It is a one-dimensional wave on a uniform oscillating string.
A(i,t+1) = (2.0 * A(i,t)) - A(i,t-1) + (c * (A(i-1,t) - (2.0 * A(i,t)) + A(i+1,t))), where c is a constant, and A(i, t) stands for the wave amplitude at position index i, and time t. And we also suppose the first index is a neighbour to the last index, and vice versa.
My attempt: (I really have no clue to any mathematical proof) my reasoning is that if I assume the wave is a standing wave, then A(i,x) at the even multiples of quarter wavelength will always be zero. Substituting this into the above equation, and given that amplitude around the nodes is equal but opposite to each other, I get the LHS equal to the RHS. Therefore, the above equation satisifies one of the standing wave properties. However, I am not sure if the above proof is sufficient to show that the equation represents a standing wave, and I am also not sure if the above equation can simultaneously depict a standing wave and a traveling wave.

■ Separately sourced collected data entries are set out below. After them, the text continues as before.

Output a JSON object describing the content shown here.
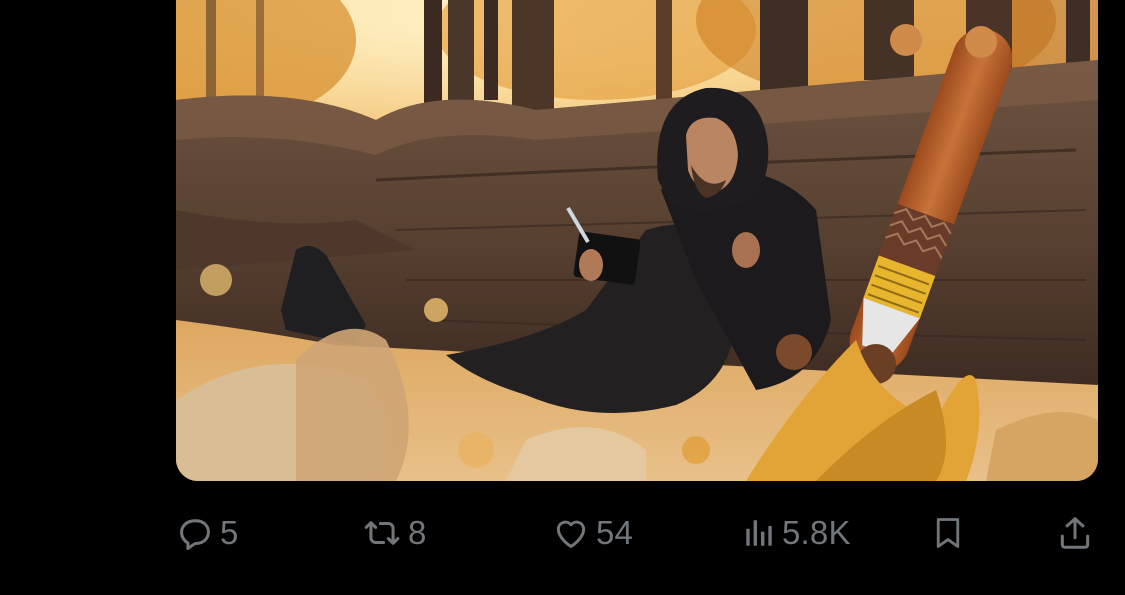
{
  "post": {
    "media": {
      "alt": "",
      "colors": {
        "sky": "#f6c76c",
        "leaves": "#e0a03a",
        "log": "#5b4333",
        "hoodie": "#1f1c1d",
        "board": "#b75f2a"
      }
    },
    "actions": {
      "reply": {
        "icon": "reply-icon",
        "count": "5"
      },
      "repost": {
        "icon": "repost-icon",
        "count": "8"
      },
      "like": {
        "icon": "heart-icon",
        "count": "54"
      },
      "views": {
        "icon": "views-icon",
        "count": "5.8K"
      },
      "bookmark": {
        "icon": "bookmark-icon"
      },
      "share": {
        "icon": "share-icon"
      }
    },
    "colors": {
      "background": "#000000",
      "icon": "#71767b"
    }
  }
}
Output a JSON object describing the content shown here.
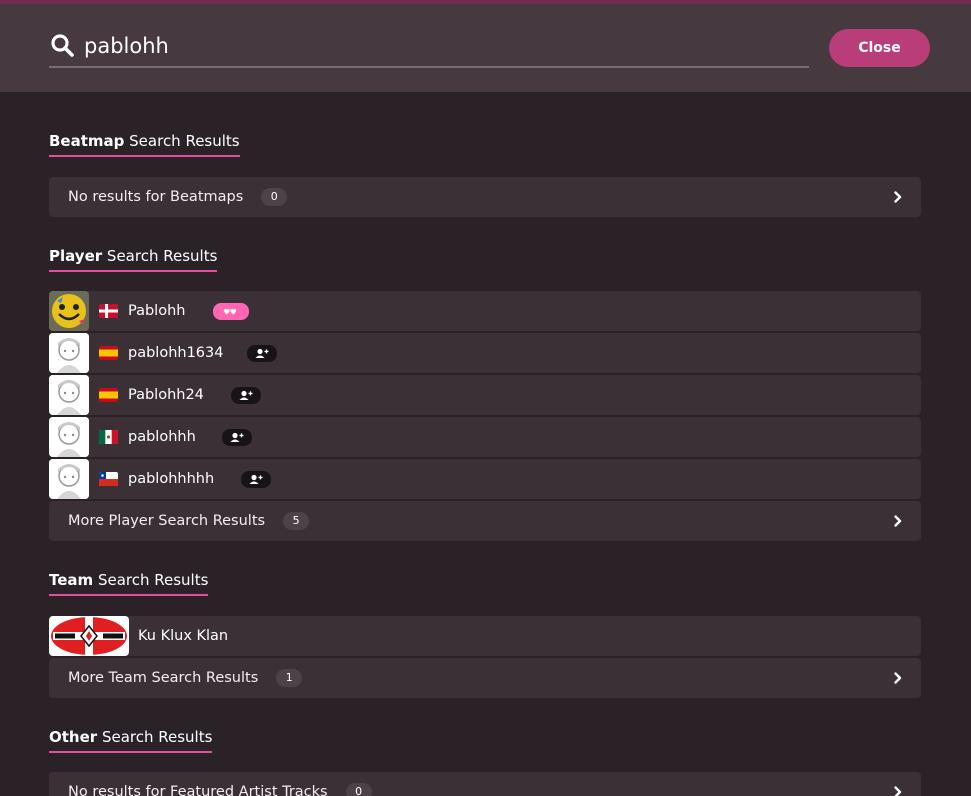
{
  "search": {
    "value": "pablohh"
  },
  "header": {
    "close_label": "Close"
  },
  "sections": {
    "beatmap": {
      "title_bold": "Beatmap",
      "title_rest": " Search Results",
      "empty_label": "No results for Beatmaps",
      "count": "0"
    },
    "player": {
      "title_bold": "Player",
      "title_rest": " Search Results",
      "players": [
        {
          "name": "Pablohh",
          "flag": "Denmark"
        },
        {
          "name": "pablohh1634",
          "flag": "Spain"
        },
        {
          "name": "Pablohh24",
          "flag": "Spain"
        },
        {
          "name": "pablohhh",
          "flag": "Mexico"
        },
        {
          "name": "pablohhhhh",
          "flag": "Chile"
        }
      ],
      "more_label": "More Player Search Results",
      "more_count": "5"
    },
    "team": {
      "title_bold": "Team",
      "title_rest": " Search Results",
      "teams": [
        {
          "name": "Ku Klux Klan"
        }
      ],
      "more_label": "More Team Search Results",
      "more_count": "1"
    },
    "other": {
      "title_bold": "Other",
      "title_rest": " Search Results",
      "empty_label": "No results for Featured Artist Tracks",
      "count": "0"
    }
  },
  "colors": {
    "accent": "#b83d79",
    "underline": "#e44ea0",
    "supporter": "#ff66b3",
    "row_bg": "#3a3035",
    "page_bg": "#2a2226",
    "header_bg": "#463a40"
  },
  "icons": {
    "search": "search-icon",
    "chevron": "chevron-right-icon",
    "add_friend": "add-friend-icon",
    "supporter": "supporter-hearts-icon"
  }
}
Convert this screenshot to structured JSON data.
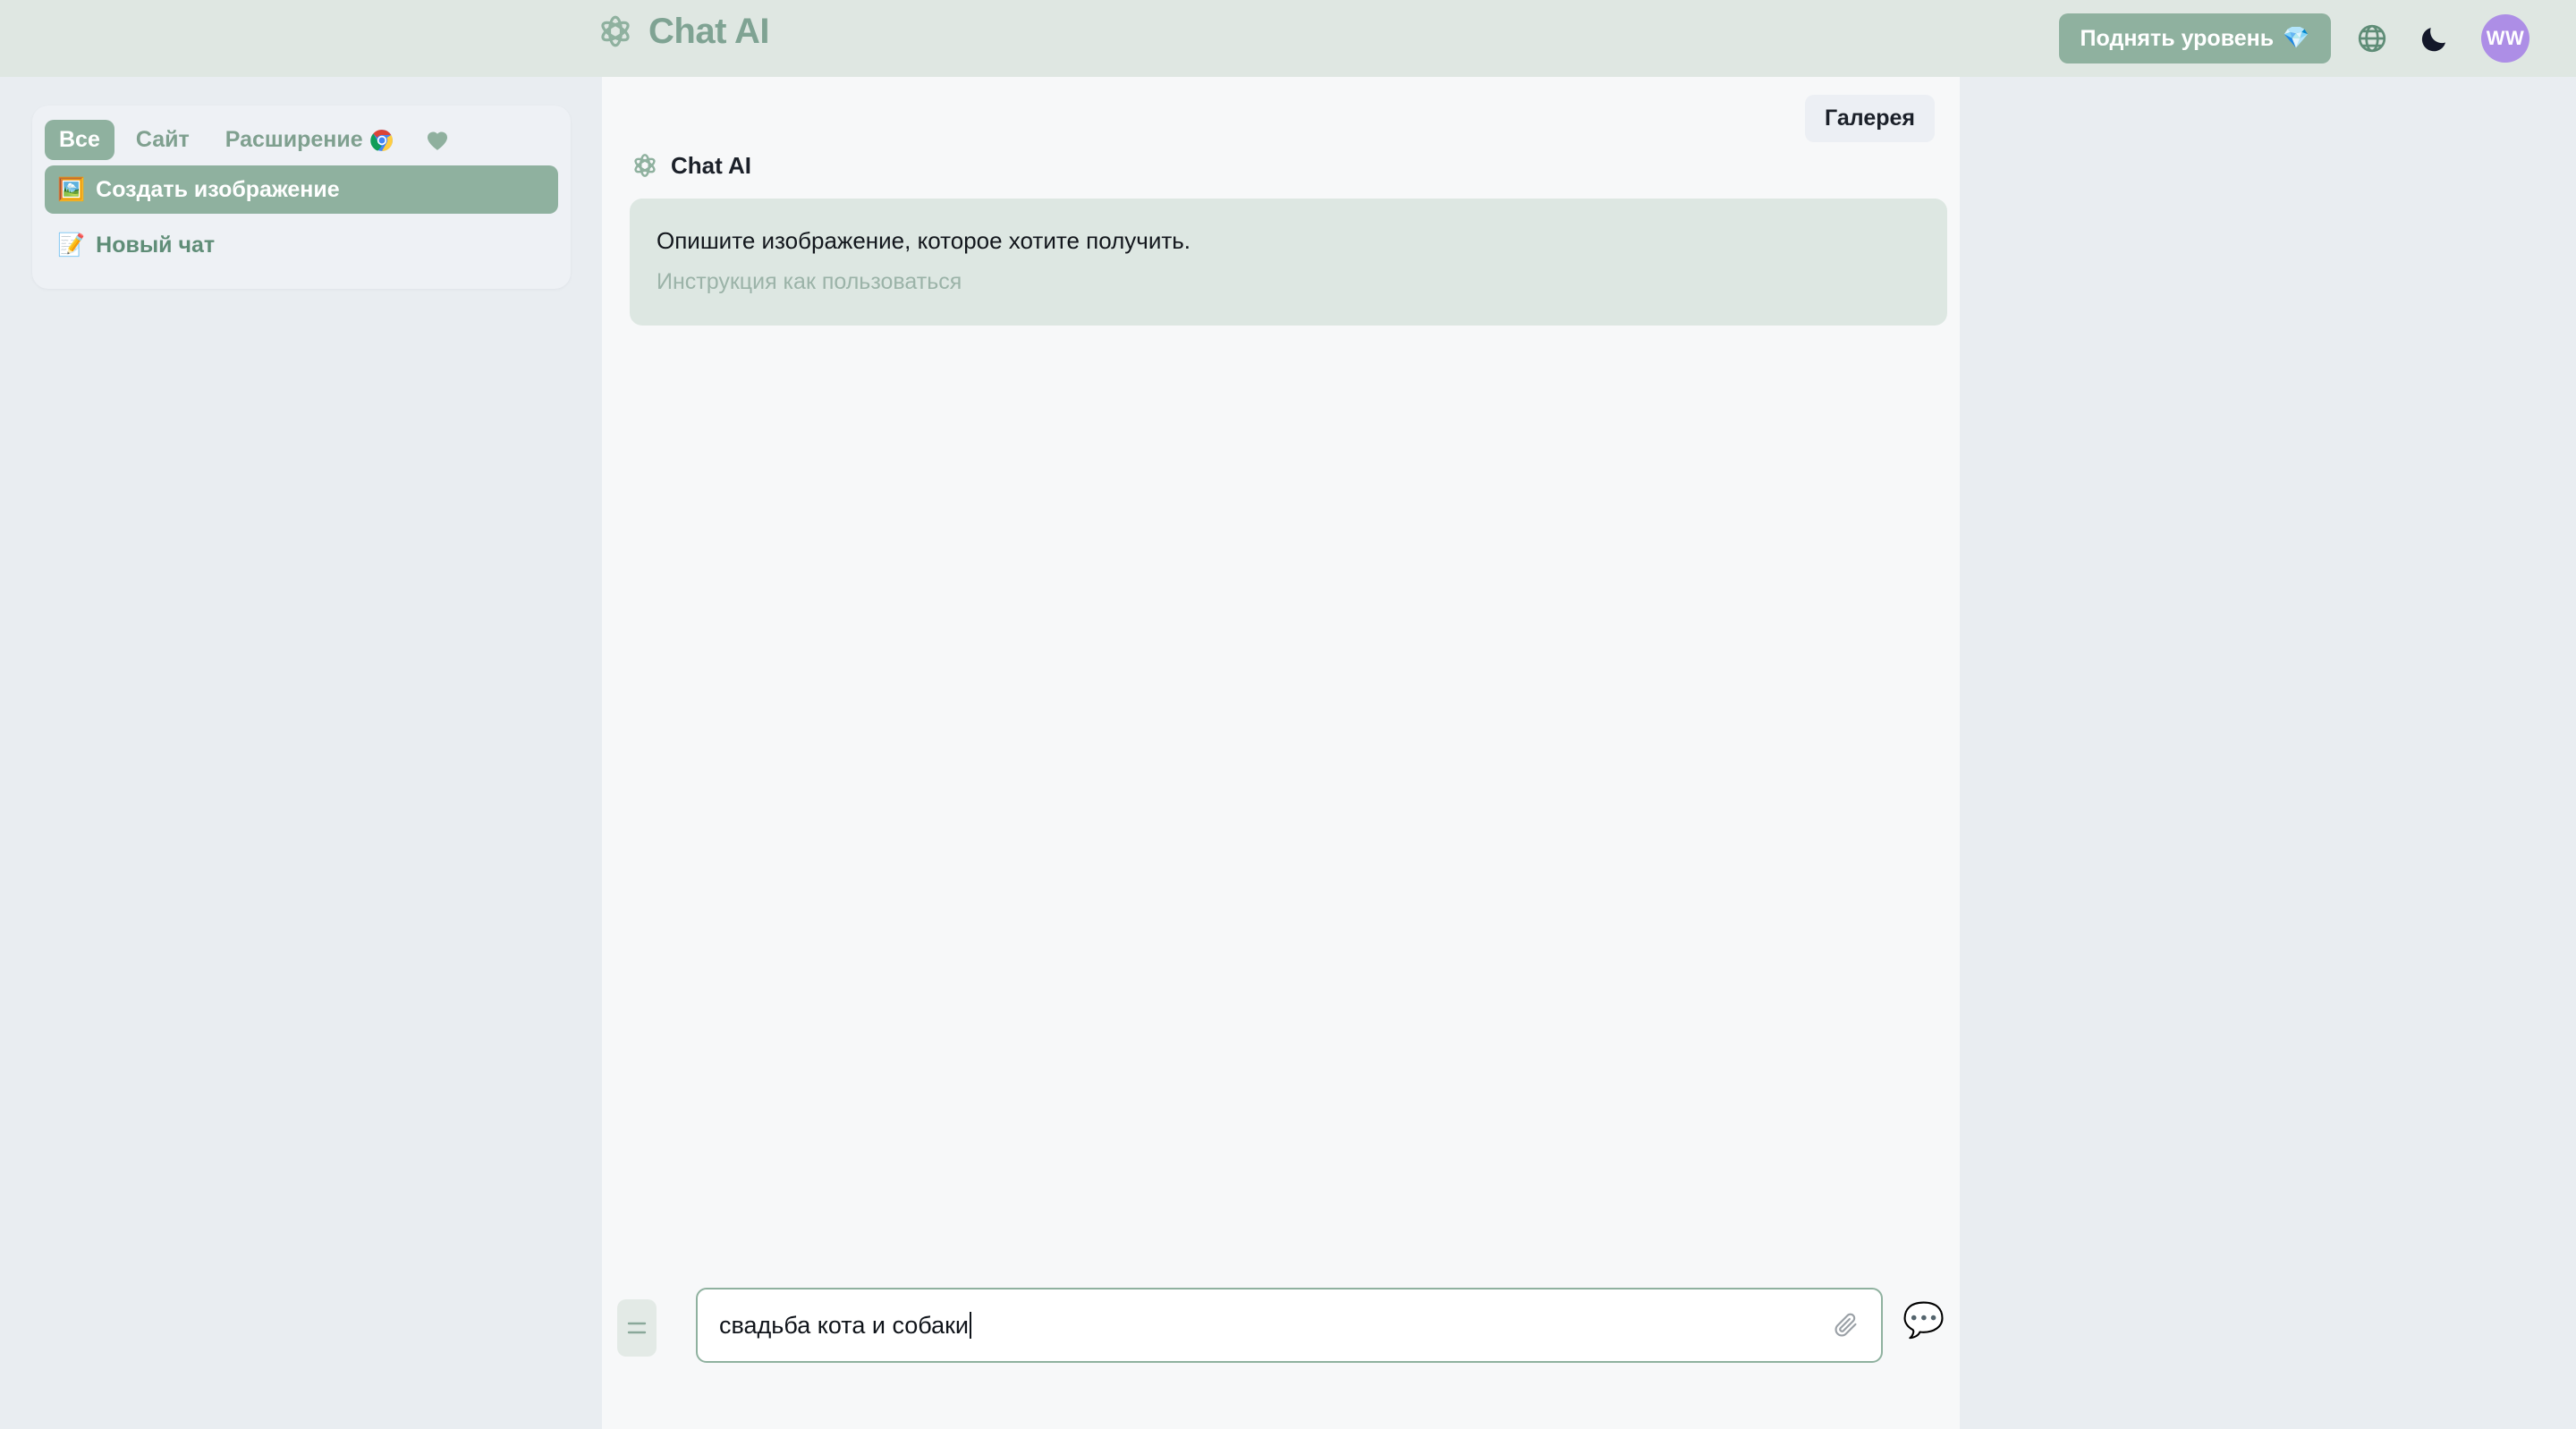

Please help : )
Let's look closer: $$A_{i,t+1} = 2A_{i,t} - A_{i,t-1} + c\cdot(A_{i-1,t} - 2A_{i,t} + A_{i+1,t})$$ Now let's regroup it: $$A_{i,t+1} - 2A_{i,t} + A_{i,t-1} = c\cdot(A_{i-1,t} - 2A_{i,t} + A_{i+1,t})$$ Now it is clear that our equation is nothing but a finite difference analog of the 1D wave equation: $${\partial^2u\over\partial t^2}=c^2\cdot {\partial^2u\over\partial x^2}$$ As such, the equation doesn't care whether it depicts a standing wave or a traveling wave. Depending on the initial conditions, it can be either. You may produce a wave that runs to the right, or another that runs to the left, or combine them together and get a standing wave.
So it goes.